Robert Glenn, an attorney with Jackson Kelly, PLLC, filed paperwork with the county for the appeal. In that paperwork, it stated the appellant “requested that no impact fees be imposed on the proposed conversion of the motel use to the residential apartment use because (a) the conversion would not add any square footage to the existing building, (b) the conversion would result in no increase or a reduction in the need for infrastructure required to service the apartment building use, and (c) the project should receive an offset for the substantial real estate and hotel/motel occupancy taxes paid by the owners of the property since 1998.”
On Feb. 15, the county’s impact fee coordinator had found that exemption to the impact fees was not in order, and had ruled that each converted apartment unit was to be assessed the appropriate impact fee, as a condition to the issuance of the building permit for the project.
In a written argument presented to the JCC, Green said the Impact Fee Ordinance states that “the impact fee due shall be based only on the incremental increase in the fee for the additional public facilities needed for the change in use,” when a change from commercial to residential use occurs and that, therefore, the Lowe Hospitality should not be charged full impact fee amounts.
The appeal goes on to argue the proposed apartments will be “small dorm-like apartment units targeted at college students and young professionals and will not be suitable for occupancy by more than one adult occupant. . . . Accordingly, the project should not result in greater demand on the county’s school system as it is highly unlikely that children who would attend county schools would reside in the apartment building.”
The JCC is required to hear, offer a public hearing and render a decision within 90 days of the filing of the appeal.

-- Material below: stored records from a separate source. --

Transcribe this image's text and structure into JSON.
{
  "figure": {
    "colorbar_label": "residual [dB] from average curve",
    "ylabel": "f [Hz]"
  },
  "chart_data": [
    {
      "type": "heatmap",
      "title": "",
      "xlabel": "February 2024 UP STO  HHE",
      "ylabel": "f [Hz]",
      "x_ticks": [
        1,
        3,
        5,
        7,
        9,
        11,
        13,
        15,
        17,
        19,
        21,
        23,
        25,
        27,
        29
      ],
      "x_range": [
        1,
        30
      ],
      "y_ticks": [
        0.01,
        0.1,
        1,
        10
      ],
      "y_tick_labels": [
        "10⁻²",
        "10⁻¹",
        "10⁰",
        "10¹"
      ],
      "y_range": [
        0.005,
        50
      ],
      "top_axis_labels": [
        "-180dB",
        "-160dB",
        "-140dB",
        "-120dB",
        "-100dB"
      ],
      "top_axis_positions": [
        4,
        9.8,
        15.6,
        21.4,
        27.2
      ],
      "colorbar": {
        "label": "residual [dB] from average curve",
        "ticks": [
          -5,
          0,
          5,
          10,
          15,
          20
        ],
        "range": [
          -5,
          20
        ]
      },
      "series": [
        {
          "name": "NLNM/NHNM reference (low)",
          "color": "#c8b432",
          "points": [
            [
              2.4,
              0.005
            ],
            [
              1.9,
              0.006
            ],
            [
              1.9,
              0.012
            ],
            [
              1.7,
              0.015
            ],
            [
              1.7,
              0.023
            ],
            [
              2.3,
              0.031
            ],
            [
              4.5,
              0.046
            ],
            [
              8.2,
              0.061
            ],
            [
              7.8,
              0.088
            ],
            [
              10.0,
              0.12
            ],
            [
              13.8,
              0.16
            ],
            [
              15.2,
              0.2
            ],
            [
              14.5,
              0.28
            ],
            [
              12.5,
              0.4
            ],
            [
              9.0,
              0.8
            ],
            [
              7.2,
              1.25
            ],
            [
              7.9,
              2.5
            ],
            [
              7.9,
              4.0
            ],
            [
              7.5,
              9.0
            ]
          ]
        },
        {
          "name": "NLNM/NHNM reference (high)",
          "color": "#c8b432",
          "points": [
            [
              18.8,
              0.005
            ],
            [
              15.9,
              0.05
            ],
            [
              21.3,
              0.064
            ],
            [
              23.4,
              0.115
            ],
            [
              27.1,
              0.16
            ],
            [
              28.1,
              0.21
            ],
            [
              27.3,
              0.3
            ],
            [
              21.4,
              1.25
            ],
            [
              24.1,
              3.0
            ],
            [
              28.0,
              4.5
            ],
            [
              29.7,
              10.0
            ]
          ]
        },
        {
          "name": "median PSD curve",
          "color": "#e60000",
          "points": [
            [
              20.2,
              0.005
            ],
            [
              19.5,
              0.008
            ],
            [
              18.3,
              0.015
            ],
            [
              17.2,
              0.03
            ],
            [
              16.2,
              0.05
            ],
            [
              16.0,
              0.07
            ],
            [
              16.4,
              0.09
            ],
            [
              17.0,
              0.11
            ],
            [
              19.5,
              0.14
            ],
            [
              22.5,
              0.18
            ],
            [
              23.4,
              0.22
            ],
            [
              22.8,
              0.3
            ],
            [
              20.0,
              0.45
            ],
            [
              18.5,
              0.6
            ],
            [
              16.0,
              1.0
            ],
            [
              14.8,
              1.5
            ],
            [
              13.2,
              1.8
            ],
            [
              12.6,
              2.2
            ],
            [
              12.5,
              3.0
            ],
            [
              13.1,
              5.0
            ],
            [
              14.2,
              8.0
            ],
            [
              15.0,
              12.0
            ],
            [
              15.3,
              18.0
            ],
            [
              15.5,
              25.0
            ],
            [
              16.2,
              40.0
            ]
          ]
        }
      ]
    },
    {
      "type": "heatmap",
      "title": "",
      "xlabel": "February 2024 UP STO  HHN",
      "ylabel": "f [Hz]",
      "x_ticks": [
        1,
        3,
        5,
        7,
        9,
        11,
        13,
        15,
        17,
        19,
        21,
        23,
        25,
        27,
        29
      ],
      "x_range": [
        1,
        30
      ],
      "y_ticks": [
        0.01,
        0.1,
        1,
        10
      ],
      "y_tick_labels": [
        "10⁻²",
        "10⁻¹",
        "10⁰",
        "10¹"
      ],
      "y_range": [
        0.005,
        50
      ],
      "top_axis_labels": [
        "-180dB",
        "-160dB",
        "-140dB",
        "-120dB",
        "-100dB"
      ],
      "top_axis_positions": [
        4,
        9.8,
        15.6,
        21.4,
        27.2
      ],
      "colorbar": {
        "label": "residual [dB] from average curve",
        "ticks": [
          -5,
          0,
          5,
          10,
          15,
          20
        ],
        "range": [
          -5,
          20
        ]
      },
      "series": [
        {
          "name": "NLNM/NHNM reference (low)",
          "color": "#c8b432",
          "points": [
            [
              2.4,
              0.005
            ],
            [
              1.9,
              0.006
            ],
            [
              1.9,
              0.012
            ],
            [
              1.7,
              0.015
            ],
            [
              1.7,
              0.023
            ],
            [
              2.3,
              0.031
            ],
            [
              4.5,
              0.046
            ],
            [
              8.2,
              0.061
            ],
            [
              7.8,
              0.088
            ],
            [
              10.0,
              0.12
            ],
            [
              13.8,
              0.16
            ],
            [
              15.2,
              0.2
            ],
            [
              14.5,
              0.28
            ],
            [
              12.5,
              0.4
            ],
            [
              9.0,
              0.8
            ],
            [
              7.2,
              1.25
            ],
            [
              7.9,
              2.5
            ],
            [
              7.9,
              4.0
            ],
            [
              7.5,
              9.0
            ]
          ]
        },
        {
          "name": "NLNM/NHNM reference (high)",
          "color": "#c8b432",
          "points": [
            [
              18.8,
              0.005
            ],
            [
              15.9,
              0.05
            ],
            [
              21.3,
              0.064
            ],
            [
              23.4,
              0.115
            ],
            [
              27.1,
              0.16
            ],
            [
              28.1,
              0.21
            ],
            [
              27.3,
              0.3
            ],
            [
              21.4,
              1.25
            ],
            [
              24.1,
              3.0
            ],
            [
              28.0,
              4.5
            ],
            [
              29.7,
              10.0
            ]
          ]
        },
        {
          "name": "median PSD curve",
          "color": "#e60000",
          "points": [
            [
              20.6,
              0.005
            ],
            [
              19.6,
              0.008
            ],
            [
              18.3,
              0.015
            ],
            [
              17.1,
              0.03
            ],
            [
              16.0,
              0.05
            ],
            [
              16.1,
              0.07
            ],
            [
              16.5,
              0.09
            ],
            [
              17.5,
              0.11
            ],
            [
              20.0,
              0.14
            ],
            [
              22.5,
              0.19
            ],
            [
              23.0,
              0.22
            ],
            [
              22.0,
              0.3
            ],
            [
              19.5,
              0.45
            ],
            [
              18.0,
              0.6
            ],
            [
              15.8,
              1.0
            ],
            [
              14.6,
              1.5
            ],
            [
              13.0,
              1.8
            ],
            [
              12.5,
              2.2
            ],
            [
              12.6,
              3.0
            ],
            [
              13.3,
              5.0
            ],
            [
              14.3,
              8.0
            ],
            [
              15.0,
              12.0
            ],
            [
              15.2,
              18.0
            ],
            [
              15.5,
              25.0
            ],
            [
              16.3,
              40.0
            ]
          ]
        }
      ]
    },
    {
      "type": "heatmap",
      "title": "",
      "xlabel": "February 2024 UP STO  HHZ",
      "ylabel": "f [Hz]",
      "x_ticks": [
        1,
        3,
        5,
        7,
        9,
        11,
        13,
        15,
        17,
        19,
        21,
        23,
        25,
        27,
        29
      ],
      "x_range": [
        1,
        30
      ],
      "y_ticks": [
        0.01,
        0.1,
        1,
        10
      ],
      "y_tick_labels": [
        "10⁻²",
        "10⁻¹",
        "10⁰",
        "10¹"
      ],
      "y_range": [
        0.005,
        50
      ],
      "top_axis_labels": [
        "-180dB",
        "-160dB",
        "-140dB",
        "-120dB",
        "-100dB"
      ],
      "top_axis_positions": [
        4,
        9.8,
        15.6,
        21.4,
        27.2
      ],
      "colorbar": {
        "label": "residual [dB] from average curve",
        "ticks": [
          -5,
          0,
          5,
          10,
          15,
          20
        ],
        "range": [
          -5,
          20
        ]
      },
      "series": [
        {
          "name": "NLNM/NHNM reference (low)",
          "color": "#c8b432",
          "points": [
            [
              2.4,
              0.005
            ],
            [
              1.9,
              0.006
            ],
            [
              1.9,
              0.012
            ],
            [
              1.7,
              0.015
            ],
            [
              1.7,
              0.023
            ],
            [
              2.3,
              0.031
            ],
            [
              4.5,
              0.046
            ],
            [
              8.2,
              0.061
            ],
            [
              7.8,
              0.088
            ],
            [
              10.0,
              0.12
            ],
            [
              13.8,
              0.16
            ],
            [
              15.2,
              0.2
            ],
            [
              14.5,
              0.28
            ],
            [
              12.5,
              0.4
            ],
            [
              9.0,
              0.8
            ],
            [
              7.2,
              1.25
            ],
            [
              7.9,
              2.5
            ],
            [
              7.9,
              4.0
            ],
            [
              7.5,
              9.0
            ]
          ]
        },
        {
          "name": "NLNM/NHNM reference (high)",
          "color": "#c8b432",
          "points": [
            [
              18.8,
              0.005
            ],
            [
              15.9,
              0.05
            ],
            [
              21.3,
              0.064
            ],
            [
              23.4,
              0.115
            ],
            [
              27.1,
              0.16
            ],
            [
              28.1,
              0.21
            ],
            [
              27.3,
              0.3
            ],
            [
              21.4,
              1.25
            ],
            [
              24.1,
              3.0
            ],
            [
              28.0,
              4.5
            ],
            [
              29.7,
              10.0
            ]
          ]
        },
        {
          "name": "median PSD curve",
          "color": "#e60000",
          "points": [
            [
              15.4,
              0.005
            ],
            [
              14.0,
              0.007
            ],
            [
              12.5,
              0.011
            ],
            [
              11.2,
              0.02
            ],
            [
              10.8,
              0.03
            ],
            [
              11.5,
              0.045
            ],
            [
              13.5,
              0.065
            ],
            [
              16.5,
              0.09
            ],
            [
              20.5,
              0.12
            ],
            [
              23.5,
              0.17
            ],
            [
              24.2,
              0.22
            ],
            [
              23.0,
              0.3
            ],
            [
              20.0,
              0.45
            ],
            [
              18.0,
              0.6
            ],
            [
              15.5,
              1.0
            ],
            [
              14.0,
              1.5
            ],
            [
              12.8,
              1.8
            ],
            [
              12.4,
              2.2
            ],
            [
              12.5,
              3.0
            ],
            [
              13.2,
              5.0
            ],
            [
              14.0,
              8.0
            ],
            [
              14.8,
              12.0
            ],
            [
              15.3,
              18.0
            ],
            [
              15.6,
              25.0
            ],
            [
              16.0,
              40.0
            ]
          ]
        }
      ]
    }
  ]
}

At their Feb. 18 meeting, the group discussed whether they should appoint a hearing officer to hear the appeal, who would then make a recommendation to the governing body for action.
According to county attorney Nathan Cochran, a hearing officer is an attorney appointed to hear the appeal. At times, a hearing officer is appointed so the commissioners do not have to potentially commit themselves to large amounts of time hearing evidence.
JCC President Josh Compton asked about the cost of hiring a hearing officer. Cochran indicated the cost would depend on the time needed to review all evidence and hear the case.
“I don’t think it will be more than an hour,” said county engineer Roger Goodwin, who oversees the Office of Impact Fees.
Because the JCC has the final say in the appeal, the five commissioners voted unanimously to hear the appeal themselves and forego the hiring of a hearing officer.